Pasal 42 UU 30/2002 semula hanya berbunyi, “KPK berwenang mengkoordinasikan dan mengendalikan penyelidikan, penyidikan, dan penuntutan tindak pidana korupsi yang dilakukan bersama-sama oleh orang yang tunduk pada peradilan militer dan peradilan umum.”
MK memutuskan pasal itu bertentangan secara bersyarat dengan Undang-Undang Dasar Negara Republik Indonesia 1945 sehingga ditambahkan frasa penegasan pada bagian akhir yang berbunyi, “Sepanjang perkara dimaksud proses penegakan hukumnya ditangani sejak awal atau dimulai/ditemukan oleh KPK.”
Pada pertimbangan hukumnya, MK menjelaskan persoalan dalam perkara korupsi yang melibatkan unsur sipil dan militer, atau dikenal juga dengan istilah korupsi koneksitas, bersumber dari penafsiran yang berbeda-beda di antara penegak hukum terhadap rumusan Pasal 42 UU KPK.
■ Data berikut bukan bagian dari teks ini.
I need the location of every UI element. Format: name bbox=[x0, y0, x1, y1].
Padahal, menurut MK, jika ketentuan pasal tersebut dipahami secara gramatikal, teleologis, dan sistematis, seharusnya tidak ada keraguan bagi penegak hukum bahwa KPK berwenang mengoordinasi dan mengendalikan penyelidikan, penyidikan, dan penuntutan kasus korupsi dari unsur sipil dan militer.
Tanggapan Komisi Antirasuah
Adapun Wakil Ketua KPK Nurul Ghufron mengapresiasi MK yang menegaskan wewenang KPK dalam mengusut kasus korupsi di ranah militer hingga adanya putusan pengadilan berkekuatan hukum tetap (inkrah).